The rainy season may have begun, but Southern California’s water supply situation is still cloudy and we’ve had a few good storms already. We’re no Seattle, but the little rain we get helps take the strain off our water supply. But we’re not cashing in on the blue gold that falls from the sky if we’re soaking lawns and gardens before it rains or – worse yet – while it’s raining.
Soil can’t absorb any more water, whether from the hose, sprinklers or the sky, if it’s already saturated. That’s why it’s important to pay attention to the weather and turn off sprinklers for about three days before and three days after it rains. The soil will then be ready to absorb the rainfall, giving your plants a free shot of water and helping to recharge Pasadena’s groundwater basin. Watering during rain is obviously and excessively wasteful and prohibited by Pasadena’s water shortage procedures. (Violators may receive fines of $100 or more.)
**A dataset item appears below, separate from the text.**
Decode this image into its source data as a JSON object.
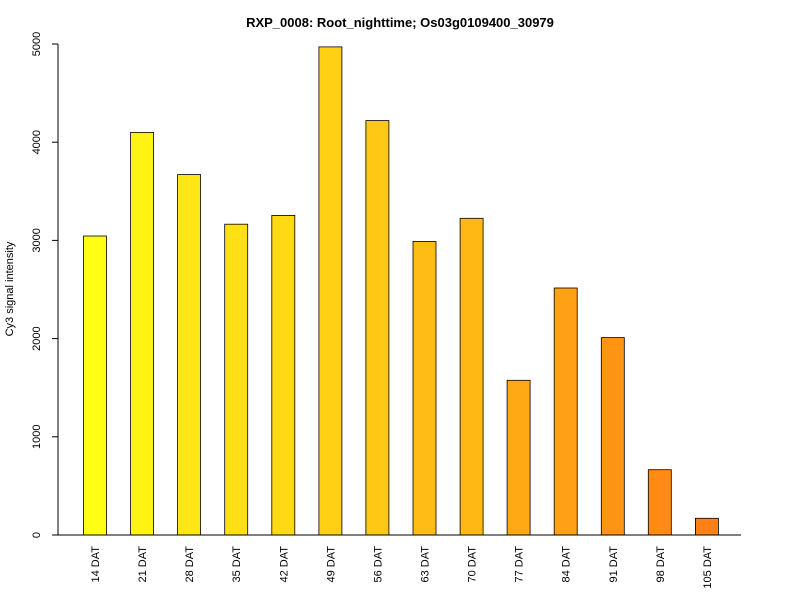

Once the rain stops, PWP recommends that you skip watering for a few days because plants are already well fed and the rain-soaked soil won’t absorb more water; excess will simply run into the gutter. A good rule of thumb before deciding to water your lawn is to step on the grass. If it rebounds quickly, it doesn’t need watering.
All totaled, turning off sprinklers before, during and after a good rain can save Pasadena 80 to 175 million gallons of water in a week, depending on the time of year. It really pays to check the forecast!